Over the last thirty years, my math­em­at­ic­al in­terests have nev­er strayed far from the dir­ec­tions that Dick opened up to me. Among the pro­jects that have giv­en me spe­cial pleas­ure over the last two dec­ades, three stand out the most. The first is a col­lab­or­a­tion with Sam­it Dasgupta [e4] and Rob Pol­lack [e5] re­volving around the Gross–Stark con­jec­ture on de­riv­at­ives of De­ligne–Ribet $p$-ad­ic $L$-func­tions at $s=0$, a dir­ec­tion which Sam­it has taken much fur­ther in his more re­cent work with Ma­hesh Kak­de. The second is a pro­ject with Vic­tor Rot­ger [e6] on $p$-ad­ic $L$-func­tions at­tached to triple products of mod­u­lar forms and as­so­ci­ated di­ag­on­al cycles in triple products of mod­u­lar curves, in­spired by Dick’s ex­ten­sion with Steve Kudla of the Gross–Za­gi­er for­mula to $L$-func­tions of auto­morph­ic forms on the product of two or­tho­gon­al groups, at­tached to quad­rat­ic spaces of di­men­sions 3 and 4. The third is an on­go­ing study with Alice Pozzi and Jan Vonk of sin­gu­lar mod­uli for real quad­rat­ic fields via the RM val­ues of ri­gid mero­morph­ic cocycles [e8], [e7]. What de­lights me the most in the lat­ter is the op­por­tun­ity it has giv­en me to re­vis­it the re­mark­ably rich and sem­in­al work of Gross and Za­gi­er on the fac­tor­iz­a­tion of dif­fer­ences of sin­gu­lar mod­uli [1], which lays the found­a­tions for their ground­break­ing work on de­riv­at­ives of $L$-series [2].

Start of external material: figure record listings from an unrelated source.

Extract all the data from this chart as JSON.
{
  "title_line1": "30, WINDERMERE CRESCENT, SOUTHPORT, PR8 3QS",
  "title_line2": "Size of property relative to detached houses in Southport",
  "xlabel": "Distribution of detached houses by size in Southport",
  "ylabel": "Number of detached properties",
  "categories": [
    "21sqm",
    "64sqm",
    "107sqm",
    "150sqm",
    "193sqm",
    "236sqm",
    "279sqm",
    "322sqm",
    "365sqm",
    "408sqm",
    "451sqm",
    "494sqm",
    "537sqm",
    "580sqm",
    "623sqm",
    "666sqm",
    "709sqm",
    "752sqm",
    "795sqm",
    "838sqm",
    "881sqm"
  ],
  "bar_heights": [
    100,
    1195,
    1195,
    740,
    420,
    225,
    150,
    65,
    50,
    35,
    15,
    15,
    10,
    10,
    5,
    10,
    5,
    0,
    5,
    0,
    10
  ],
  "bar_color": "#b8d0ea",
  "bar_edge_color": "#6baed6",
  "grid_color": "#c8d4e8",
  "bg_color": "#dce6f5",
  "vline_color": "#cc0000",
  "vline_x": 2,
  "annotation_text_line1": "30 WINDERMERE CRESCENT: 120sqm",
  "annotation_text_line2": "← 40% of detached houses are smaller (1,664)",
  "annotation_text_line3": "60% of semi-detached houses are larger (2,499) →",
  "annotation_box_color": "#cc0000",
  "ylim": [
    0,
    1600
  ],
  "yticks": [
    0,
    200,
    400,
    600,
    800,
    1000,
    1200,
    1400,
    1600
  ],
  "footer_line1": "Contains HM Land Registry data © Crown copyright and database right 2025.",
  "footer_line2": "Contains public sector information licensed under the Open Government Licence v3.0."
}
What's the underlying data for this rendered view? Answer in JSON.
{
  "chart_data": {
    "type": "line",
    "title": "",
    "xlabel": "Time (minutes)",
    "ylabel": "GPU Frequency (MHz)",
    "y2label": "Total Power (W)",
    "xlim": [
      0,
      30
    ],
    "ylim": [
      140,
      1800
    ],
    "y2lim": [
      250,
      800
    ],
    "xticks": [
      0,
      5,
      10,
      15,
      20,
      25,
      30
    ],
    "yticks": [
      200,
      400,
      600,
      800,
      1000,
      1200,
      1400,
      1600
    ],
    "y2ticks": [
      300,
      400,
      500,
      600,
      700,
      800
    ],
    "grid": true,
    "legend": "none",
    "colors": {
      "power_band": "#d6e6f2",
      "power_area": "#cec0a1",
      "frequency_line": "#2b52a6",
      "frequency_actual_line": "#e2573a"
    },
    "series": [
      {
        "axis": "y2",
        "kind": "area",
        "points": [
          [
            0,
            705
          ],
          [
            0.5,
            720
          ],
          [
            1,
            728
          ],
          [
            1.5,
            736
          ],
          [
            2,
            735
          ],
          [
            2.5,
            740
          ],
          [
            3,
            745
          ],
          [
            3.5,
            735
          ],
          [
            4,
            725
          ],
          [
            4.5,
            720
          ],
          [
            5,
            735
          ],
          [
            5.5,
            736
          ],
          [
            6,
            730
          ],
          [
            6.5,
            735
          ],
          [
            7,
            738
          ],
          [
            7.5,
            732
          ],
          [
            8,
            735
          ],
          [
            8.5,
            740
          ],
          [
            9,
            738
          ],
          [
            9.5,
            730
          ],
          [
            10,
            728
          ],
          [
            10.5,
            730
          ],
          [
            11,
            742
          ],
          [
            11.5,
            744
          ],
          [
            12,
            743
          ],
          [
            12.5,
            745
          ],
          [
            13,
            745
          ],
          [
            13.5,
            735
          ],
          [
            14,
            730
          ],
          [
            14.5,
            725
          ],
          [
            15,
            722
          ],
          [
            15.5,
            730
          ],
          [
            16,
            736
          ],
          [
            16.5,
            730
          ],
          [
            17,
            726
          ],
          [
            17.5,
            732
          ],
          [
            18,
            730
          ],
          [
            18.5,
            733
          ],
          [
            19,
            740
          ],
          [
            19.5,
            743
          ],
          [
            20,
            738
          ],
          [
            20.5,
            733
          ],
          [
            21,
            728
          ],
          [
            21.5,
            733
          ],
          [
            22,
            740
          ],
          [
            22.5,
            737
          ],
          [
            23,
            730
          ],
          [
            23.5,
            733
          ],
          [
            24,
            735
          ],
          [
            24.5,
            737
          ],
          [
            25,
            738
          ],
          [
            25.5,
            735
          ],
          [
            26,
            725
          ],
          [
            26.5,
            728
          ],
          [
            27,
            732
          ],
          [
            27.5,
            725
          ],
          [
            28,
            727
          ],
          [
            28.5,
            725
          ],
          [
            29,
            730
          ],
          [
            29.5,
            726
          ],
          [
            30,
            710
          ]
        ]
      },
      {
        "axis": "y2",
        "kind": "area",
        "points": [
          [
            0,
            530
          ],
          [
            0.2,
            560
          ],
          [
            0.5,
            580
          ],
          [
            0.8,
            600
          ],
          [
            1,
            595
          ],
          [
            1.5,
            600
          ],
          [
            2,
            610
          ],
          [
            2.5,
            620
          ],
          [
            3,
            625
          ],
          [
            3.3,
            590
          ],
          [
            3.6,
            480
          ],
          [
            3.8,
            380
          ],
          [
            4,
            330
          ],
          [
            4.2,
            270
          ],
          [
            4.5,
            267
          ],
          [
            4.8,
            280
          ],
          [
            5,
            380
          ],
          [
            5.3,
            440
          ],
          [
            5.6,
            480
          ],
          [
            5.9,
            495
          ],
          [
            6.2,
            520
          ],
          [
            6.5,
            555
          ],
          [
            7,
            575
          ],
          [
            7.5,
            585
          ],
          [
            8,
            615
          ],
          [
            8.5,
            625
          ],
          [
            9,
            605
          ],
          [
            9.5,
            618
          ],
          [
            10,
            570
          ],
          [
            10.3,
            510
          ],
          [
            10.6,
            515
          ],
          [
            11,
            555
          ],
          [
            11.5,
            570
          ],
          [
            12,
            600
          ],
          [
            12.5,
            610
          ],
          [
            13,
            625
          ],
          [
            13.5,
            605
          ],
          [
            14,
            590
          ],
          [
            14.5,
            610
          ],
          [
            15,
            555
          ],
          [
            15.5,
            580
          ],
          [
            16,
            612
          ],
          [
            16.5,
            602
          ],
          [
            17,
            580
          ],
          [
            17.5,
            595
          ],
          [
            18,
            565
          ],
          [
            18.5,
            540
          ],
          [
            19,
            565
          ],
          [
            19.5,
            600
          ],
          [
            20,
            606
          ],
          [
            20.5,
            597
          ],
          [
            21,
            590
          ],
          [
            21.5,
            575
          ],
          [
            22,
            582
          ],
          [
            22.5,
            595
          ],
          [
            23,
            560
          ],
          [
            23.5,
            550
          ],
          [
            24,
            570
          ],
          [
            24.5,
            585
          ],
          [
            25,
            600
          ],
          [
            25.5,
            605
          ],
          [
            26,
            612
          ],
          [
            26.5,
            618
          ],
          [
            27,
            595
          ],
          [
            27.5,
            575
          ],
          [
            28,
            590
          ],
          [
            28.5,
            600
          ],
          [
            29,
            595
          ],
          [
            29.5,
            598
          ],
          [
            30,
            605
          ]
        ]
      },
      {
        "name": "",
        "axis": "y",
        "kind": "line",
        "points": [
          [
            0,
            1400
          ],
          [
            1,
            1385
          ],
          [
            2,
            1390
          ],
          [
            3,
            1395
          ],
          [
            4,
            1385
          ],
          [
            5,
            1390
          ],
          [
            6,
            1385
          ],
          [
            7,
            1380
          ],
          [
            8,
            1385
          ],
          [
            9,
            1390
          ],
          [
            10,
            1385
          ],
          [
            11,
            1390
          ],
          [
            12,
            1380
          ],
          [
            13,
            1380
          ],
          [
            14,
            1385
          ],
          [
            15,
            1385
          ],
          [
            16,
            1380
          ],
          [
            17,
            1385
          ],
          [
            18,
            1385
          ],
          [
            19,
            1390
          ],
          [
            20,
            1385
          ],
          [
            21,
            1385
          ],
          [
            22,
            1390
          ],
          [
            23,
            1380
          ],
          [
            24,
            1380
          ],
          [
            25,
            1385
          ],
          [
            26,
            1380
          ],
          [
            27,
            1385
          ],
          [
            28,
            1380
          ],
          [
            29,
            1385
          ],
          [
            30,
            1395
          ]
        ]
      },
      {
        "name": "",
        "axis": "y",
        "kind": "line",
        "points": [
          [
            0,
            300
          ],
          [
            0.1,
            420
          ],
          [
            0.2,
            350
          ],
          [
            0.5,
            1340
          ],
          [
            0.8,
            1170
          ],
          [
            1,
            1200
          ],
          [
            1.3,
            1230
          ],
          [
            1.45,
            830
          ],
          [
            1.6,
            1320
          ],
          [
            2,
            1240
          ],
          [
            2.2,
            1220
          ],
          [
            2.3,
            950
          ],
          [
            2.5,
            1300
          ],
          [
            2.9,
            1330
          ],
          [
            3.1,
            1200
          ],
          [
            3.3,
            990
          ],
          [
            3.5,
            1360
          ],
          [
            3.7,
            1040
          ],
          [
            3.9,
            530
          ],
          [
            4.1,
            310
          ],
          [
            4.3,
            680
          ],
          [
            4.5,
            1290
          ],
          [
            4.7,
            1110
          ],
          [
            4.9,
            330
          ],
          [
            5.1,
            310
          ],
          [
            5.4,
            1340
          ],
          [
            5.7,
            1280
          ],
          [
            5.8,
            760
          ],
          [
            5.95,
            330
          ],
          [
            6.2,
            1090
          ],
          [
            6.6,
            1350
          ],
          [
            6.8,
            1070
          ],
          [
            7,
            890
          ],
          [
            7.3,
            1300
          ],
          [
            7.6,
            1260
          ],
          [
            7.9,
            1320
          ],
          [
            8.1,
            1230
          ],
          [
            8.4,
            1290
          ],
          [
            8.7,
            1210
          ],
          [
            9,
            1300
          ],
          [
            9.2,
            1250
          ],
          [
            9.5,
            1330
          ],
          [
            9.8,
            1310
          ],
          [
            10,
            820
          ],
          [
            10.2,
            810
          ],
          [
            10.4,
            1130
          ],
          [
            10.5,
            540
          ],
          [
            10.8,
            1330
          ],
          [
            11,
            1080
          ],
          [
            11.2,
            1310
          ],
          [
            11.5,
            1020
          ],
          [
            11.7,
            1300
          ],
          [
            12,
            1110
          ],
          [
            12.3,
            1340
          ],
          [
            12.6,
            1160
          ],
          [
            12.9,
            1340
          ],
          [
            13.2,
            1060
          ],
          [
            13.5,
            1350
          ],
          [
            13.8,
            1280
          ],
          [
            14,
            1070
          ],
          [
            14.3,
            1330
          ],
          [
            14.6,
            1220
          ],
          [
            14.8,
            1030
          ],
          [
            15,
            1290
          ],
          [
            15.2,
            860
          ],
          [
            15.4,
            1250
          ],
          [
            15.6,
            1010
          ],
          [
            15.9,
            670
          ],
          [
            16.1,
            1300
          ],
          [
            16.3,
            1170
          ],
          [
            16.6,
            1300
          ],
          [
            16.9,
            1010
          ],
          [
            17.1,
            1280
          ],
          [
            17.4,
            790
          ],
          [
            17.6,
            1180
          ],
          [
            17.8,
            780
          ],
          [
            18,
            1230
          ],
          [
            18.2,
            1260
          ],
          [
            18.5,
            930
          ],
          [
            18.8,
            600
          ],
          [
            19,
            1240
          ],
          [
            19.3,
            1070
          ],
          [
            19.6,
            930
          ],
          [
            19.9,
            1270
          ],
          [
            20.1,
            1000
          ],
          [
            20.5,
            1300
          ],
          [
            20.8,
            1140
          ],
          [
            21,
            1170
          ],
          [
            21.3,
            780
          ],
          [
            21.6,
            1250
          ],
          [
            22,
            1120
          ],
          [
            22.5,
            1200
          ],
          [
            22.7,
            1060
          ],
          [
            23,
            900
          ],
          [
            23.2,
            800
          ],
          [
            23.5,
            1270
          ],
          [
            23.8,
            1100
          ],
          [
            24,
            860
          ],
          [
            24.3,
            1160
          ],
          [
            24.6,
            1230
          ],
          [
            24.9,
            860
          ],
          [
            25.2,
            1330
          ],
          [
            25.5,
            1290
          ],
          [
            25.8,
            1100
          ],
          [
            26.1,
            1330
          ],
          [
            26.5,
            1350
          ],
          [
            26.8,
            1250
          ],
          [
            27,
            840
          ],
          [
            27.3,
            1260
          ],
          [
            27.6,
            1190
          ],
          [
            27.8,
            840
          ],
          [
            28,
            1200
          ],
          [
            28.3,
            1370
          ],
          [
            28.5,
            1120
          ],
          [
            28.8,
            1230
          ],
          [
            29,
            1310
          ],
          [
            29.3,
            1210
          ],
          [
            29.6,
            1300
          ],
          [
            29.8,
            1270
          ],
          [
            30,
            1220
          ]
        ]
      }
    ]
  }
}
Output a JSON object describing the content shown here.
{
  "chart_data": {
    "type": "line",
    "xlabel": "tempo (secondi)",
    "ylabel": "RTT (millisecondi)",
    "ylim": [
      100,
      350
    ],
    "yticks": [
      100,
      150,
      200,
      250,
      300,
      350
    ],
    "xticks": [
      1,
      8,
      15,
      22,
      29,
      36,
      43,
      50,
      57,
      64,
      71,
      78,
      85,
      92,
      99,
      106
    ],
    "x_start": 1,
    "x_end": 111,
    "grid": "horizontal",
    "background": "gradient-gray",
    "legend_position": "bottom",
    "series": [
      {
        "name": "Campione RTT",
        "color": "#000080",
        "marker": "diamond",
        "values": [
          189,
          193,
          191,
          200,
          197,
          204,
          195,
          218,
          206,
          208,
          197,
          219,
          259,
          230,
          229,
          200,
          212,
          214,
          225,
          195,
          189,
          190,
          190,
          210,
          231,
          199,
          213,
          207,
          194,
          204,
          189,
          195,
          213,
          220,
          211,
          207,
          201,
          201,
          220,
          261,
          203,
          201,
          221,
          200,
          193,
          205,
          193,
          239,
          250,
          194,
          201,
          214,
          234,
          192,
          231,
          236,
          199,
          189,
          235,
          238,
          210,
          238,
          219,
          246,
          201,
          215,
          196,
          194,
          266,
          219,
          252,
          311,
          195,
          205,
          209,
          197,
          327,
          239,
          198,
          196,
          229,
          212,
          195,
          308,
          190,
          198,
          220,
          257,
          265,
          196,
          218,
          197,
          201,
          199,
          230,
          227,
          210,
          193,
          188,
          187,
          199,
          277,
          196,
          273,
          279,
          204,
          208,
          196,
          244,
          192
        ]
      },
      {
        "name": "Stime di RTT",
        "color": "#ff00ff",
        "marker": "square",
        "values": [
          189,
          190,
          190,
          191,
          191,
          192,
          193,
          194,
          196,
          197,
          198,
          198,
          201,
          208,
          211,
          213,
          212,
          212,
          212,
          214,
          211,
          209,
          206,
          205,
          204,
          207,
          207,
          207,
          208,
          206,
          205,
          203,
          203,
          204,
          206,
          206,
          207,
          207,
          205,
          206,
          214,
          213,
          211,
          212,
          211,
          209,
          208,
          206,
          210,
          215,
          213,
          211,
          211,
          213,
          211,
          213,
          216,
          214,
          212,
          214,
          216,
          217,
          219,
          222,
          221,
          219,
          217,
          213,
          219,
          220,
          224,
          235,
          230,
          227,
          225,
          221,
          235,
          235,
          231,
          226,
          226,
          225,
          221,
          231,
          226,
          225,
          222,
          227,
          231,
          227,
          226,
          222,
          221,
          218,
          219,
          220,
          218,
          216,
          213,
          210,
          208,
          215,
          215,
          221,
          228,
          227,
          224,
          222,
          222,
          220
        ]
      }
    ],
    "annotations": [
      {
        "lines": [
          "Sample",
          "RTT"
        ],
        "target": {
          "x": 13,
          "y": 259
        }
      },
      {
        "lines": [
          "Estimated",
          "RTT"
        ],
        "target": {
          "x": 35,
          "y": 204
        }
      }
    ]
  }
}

Like all Har­vard gradu­ate stu­dents, and per­haps even more than most, I was in awe of my su­per­visor, and some­what in­tim­id­ated by him. Be­cause I saw him as an in­tel­lec­tu­al fath­er fig­ure more than as a friend, we nev­er be­came very close. Yet the im­pact he has had on me is tre­mend­ous. In the words of Ral­ph Waldo Emer­son, “Our chief want in life is some­body who will make us do what we can.” As a ment­or, Dick ac­com­plished this su­perbly. His ex­ample has guided me and his ideas have in­spired me throughout my math­em­at­ic­al life, and for this I am im­mensely grate­ful to him.

Henri Dar­mon wrote his PhD from 1987 to 1991 at Har­vard Uni­versity un­der the su­per­vi­sion of Dick Gross. His most not­able con­tri­bu­tions aim to ex­tend the the­ory of com­plex mul­ti­plic­a­tion to real quad­rat­ic and oth­er non-CM fields. He is cur­rently a Dis­tin­guished James Mc­Gill Pro­fess­or at Mc­Gill Uni­versity.